As part of our centralisation project, we sought to simplify our bank relationships to improve our ability to negotiate and achieve greater control over our cash. Our ambition had been to appoint a single, global banking partner, but we found that none was in a position to support our needs in all of our 87 countries. Consequently, we decided to work with banks according to their specialisms, which we validated through a rigorous request for proposal process. As a result of this process, we have reduced our financing partners considerably, from 40 local banks to 15 global banking partners that are appointed centrally. We have one cash management bank for each regional ‘cluster’ that we have established, including the Nordics and the UK, where we work with SEB, Western Europe (BNP Paribas Fortis), Eastern Europe (Unicredit), Outside Europe (RBS) and Germany (Deutsche Bank and Unicredit). In addition, we have retained additional specialist banks to perform specific tasks. In the Nordics and UK, we had used another bank before embarking on this process, but we were attracted to SEB’s reputation, financial stability, customer service and competitive pricing.
We were attracted to SEB's reputation, financial stability, customer service and competitive pricing.

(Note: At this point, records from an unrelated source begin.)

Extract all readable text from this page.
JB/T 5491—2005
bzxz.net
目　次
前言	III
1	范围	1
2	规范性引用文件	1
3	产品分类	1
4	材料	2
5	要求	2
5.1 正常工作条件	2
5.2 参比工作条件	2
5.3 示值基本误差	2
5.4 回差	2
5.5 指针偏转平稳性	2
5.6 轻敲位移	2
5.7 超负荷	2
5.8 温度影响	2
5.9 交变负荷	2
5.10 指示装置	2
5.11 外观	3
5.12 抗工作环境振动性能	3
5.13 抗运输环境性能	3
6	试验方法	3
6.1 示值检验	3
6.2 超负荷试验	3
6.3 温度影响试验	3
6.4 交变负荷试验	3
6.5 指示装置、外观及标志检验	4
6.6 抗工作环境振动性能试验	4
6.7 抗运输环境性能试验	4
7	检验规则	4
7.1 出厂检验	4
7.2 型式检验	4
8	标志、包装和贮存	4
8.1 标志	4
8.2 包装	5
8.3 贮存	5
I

Leveraging bank relationships
By managing bank relationships centrally, we have been able to establish consistent commercial conditions, such as the same margin on current accounts. While this is more difficult in some regions than others, such as in central and eastern Europe where the markets are more volatile, we have been able to standardise successfully in other regions. The ‘cluster’ arrangement also enables us to achieve central visibility across the business, with cash pools in each country or region as appropriate. In the UK, we sweep funds from both SEB and RBS into a header account with SEB. In Germany, we have a zero balancing cash pool with all accounts sweeping into the GMBH account, supported by an in-house bank in place for funding business units, although in reality, our financial flows are generally stable.